Economic data appeared to encourage investors in the US last week. Employment data released on Friday showed that the US economy added 850,000 jobs during June, which was significantly ahead of expectations and the highest number recorded since summer 2020. The number of new weekly jobless claims was lower than expected. A closely watched consumer sentiment survey reached a pandemic high, whilst pending home sales defied expectations for a decline to rise by 8% during May.

Gains in US technology and e-commerce giants helped drive the broader indices higher last week, with Apple rising by 5.15%, Facebook moving 3.90% higher and Amazon gaining 3.22%.

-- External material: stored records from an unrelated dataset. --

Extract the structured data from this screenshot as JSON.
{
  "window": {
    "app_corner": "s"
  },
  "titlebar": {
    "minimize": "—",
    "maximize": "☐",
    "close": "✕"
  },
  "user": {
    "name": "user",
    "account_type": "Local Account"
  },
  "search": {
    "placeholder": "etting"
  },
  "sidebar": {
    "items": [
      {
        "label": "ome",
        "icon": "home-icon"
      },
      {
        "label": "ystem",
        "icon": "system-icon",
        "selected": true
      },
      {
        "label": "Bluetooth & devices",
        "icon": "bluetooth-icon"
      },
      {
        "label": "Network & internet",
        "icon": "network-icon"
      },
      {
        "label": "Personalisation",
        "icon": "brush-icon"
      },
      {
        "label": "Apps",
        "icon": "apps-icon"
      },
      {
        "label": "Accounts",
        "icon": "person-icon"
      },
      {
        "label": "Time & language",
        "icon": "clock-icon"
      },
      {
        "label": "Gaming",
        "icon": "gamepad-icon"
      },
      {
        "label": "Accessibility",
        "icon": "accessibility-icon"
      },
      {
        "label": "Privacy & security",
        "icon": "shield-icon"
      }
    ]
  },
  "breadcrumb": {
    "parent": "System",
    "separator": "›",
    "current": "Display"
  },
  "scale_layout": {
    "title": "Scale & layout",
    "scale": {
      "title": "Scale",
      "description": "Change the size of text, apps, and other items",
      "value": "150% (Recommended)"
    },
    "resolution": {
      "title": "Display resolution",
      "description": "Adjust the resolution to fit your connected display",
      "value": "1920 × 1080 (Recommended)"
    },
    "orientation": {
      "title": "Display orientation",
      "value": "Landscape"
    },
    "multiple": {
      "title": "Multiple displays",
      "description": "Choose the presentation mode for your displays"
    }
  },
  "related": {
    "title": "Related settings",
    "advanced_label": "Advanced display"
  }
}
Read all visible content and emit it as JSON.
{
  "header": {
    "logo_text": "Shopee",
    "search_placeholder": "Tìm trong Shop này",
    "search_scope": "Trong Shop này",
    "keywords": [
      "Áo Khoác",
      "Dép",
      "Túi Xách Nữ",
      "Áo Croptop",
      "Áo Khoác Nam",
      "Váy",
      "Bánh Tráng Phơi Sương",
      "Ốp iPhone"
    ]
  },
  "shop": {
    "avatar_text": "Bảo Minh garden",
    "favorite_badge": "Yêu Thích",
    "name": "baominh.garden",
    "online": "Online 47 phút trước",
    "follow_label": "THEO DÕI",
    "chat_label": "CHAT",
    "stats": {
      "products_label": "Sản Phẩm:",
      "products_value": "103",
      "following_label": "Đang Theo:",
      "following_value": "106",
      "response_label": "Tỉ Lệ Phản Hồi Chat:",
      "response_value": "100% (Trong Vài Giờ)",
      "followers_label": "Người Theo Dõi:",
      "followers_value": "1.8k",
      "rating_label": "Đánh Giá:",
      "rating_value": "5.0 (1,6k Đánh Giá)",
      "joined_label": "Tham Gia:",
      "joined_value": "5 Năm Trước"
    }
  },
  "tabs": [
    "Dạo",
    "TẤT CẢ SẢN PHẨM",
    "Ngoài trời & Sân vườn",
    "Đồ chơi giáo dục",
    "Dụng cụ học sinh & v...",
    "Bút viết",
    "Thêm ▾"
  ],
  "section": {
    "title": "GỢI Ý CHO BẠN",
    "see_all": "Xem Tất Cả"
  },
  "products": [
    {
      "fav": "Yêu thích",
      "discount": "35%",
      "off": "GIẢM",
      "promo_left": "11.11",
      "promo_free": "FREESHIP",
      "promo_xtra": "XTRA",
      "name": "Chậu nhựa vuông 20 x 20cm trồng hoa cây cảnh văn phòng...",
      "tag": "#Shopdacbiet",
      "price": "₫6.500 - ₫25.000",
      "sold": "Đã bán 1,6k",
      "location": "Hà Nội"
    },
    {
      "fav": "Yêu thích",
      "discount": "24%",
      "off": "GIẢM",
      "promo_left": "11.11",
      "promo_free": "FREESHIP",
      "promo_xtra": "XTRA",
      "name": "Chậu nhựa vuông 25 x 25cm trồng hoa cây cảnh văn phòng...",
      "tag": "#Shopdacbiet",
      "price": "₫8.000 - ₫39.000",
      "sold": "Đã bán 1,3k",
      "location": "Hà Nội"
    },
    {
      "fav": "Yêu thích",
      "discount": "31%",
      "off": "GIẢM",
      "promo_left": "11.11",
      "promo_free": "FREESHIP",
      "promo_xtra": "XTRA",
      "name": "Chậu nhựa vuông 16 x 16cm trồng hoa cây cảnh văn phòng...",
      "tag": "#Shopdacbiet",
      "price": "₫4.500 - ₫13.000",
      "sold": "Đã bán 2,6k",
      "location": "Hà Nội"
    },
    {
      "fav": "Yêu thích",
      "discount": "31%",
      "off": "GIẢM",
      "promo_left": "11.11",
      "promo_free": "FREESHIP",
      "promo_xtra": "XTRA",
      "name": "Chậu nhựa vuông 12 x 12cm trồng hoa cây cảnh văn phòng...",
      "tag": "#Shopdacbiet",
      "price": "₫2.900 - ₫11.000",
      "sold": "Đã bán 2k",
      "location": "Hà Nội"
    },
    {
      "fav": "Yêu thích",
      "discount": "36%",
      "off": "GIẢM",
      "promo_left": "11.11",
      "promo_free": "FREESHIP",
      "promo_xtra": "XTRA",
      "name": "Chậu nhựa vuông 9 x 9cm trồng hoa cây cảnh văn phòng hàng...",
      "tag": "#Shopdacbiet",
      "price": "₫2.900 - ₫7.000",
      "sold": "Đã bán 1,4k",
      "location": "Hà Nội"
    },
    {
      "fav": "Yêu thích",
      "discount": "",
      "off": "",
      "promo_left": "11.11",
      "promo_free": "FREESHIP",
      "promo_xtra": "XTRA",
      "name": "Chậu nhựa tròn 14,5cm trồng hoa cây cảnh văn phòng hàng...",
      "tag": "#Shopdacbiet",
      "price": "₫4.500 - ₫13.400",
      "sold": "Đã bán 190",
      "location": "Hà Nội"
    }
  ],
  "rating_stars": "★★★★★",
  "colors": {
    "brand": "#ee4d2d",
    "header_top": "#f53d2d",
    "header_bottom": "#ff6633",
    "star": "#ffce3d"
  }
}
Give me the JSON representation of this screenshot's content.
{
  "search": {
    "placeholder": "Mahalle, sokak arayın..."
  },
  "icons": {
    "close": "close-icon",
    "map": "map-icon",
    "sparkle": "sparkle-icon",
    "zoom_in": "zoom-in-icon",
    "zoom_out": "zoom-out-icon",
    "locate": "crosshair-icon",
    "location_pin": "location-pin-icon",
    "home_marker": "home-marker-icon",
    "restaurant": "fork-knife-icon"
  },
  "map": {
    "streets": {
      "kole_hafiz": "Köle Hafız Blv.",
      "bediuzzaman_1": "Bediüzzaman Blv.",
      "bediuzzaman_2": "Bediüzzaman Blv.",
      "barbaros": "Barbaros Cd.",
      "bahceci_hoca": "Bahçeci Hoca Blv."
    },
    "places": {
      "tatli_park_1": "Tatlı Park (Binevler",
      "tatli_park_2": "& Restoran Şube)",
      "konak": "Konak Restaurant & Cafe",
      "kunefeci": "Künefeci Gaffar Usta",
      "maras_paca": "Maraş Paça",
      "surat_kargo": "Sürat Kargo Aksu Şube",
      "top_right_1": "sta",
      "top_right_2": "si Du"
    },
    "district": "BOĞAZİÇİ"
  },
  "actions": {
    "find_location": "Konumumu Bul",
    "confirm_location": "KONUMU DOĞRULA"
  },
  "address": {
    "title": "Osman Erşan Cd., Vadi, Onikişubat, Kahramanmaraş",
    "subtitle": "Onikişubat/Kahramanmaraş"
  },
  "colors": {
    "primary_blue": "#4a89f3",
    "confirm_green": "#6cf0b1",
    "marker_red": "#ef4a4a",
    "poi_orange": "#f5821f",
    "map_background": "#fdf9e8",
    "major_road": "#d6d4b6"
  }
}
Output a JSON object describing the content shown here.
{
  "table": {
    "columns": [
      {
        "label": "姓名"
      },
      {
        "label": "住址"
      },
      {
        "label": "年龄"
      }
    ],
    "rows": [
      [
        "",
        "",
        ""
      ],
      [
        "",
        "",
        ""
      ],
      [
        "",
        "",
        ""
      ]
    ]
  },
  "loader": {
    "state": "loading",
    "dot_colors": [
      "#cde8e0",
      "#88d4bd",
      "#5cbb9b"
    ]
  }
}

Asian equity indices underperformed their global counterparts last week, with the broad FTSE All World Index – Asia Pacific declining by 1.52%. Japan’s Nikkei 225 fell by 0.97% and China’s Shanghai Composite Index moved 2.46% lower.

Whilst restrictions in Tokyo are set to end ahead of the Olympic Games commencing later this month, a rise in coronavirus cases appeared to weigh on sentiment for Japan last week. Prime Minister Suga stated that Olympic events may need to proceed without spectators if the situation regarding Covid-19 worsens.

Economic data for China was broadly positive, with official PMI data indicating business activity continued to rise during June. The reading for the manufacturing sector was slightly weaker than expected. With no clear driver for the weakness in Chinese stocks last week, some analysts speculated that quarter end rebalancing for domestic Chinese funds contributed to the declines.

Bond Yields
The 10-Year Gilt yield declined from 0.78% to 0.70% last week. Investors appeared to be in a slightly cautious mood last week amidst rising UK coronavirus cases, whilst comments from the Bank of England’s Governor, Andrew Bailey, also appeared to drive yields lower.

Mr Bailey stated that it is important to not overreact to temporarily strong inflation data and to ensure that the economic recovery is not undermined by premature monetary tightening.

The 10-Year German Bund yield fell from -0.16% to -0.24% last week.

The President of the European Central Bank, Christine Lagarde, stated that coronavirus variants pose a risk to the Eurozone’s economic recovery. Ms Lagarde’s comments appeared to prompt cautiousness amongst investors, who increased their exposure to German Bunds as a result.

The 10-Year US Treasury yield reversed the previous week’s rise by moving from 1.53% to 1.43% last week.

Investors in the US appeared to be in a risk-on mood, however, demand for longer dated US treasuries rose, with analysts citing quarter end rebalancing as the main driver.

GBP / USD – Current 1.3824 Previous 1.3879

GBP / EUR – Current 1.1659 Previous 1.1630

Sterling declined by 0.39% against the US Dollar, whilst rising by 0.25% against the Euro. Across the week there was little news flow to drive the Pound, whilst the US Dollar moved higher against most major currencies.

The Gold spot price moved marginally higher across the week, gaining 0.33% to reach $1,787.30 per ounce. After declining sharply in mid-June, demand for the precious metal has remained subdued.
Oil prices were volatile last week amidst disputes between OPEC members, however, across the week the Brent Crude spot price was flat, moving 1 cent lower to $76.17 per barrel.